Паренсов пришел, когда уже стемнело, отказался от еды, с помощью Никифора разделся и поспешно лег в постель.
— Корпус в шестидесяти верстах, у Кейдан стоит, — сказал он. — Я генерала Довре в главной квартире встретил, и пятьсот рублей он мне своих дал, в счет присланных. А вам кланялся и передать просил, что стыдится, как Наполеона переоценивал.
— Он ли один предвидеть будущее не мог? — пожал плечами Непейцын. И спросил: — Устали?..

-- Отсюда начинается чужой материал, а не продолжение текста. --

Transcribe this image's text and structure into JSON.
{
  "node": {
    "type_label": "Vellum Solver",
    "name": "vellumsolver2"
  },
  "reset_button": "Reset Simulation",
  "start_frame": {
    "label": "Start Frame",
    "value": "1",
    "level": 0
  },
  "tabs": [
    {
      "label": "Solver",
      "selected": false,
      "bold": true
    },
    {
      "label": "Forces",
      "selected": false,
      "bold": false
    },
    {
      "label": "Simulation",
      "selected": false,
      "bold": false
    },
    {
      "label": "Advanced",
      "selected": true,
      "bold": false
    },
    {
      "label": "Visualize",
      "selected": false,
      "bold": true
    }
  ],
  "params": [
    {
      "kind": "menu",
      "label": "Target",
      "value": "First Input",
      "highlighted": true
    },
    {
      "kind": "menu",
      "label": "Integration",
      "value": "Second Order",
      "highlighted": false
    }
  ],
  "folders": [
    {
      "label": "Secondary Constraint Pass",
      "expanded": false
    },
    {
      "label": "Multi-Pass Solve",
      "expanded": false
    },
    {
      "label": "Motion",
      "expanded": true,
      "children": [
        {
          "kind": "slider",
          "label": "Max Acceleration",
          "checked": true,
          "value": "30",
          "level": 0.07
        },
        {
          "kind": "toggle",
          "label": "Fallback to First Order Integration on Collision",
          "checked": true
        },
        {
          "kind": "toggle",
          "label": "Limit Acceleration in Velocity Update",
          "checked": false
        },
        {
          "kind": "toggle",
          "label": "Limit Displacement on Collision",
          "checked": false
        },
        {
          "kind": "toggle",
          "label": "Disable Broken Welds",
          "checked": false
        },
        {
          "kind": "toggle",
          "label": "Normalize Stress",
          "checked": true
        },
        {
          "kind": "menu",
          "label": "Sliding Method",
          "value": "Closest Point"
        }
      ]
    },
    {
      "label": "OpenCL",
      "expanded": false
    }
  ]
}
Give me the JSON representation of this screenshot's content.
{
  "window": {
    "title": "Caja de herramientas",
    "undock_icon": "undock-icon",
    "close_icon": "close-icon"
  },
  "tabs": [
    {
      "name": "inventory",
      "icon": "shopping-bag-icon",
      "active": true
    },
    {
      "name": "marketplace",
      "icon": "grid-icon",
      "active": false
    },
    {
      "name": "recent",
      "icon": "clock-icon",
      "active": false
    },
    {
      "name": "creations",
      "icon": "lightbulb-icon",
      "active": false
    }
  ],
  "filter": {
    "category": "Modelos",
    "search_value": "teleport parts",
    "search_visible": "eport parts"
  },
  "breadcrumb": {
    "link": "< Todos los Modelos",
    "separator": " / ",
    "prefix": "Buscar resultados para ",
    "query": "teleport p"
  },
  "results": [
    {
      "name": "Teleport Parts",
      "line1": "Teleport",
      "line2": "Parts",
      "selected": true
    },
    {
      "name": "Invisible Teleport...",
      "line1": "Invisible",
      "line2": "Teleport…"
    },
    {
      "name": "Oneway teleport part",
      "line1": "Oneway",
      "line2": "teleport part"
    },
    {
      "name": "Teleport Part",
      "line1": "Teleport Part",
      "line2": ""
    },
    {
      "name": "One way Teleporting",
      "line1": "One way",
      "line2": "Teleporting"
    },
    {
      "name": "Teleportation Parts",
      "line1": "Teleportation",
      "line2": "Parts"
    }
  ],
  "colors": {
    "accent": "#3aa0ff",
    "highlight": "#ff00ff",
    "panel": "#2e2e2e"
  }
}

— Рана все-таки болит. Завтра, как нынче вы, целый день лежать хочу. Тем больше, что в городе зрелища не в моем вкусе.
— Что ж такое?
— Все то же. В костелах, госпиталях, казармах тысячи французов умирают в холоде, на загаженной соломе. И хотя наши их кормят кой-чем и лекаря кой-куда заходят, но сим не остановить госпожу смерть. А Наполеон-то, подлец, бросил своих, оказывается, еще в Сморгонях и в Париж удрал новую армию собирать.
— А еще что слышали?
— Многое-с. Что нынче государь изволил смотреть развод от Сибирского гренадерского полка и выразил в самых сильных выражениях свое возмущение. Чем бы вы думали? Рваными шинелями, мятыми киверами, разбитой обувью… Каково? — Паренсов сел на кровати, сбросил одеяло до пояса. — После похода, когда по суткам победители ничего, кроме сухарей, не ели, когда артиллерийские лошади с голоду хвосты друг другу объедали… Знаете ли, сколько сейчас людей в главной армии? Мне сегодня Довре сказал. Двадцать семь тысяч человек! Сие все, что от ста десяти тысяч осталось, из Тарутинского лагеря выступивших. Корпус наш, Витгенштейнов, имеет под знаменами тридцать четыре тысячи, а главная армия — двадцать семь! И после таких трудов на разводе ругать командира полка, как нерадивого денщика, за то, что шинели в лохмотьях! Фу, фу, фу! Дичь какая!.. — Паренсов упал на спину и накрылся с головой.
— Полно, не расстраивайтесь, — сказал Сергей Васильевич.
— Да, да, вы правы — уже погасшим голосом, открыв лицо, отозвался штабс-капитан. — О чем кричит глупец, когда все в порядке вещей. Нынче бал во дворце, и под ноги государю будут метать золоченых орлов с вражеских знамен. Но все-таки я вас спрошу: как танцевать можно в городе, где в нетопленных костелах и госпиталях исходят предсмертной мукой тысячи нам подобных?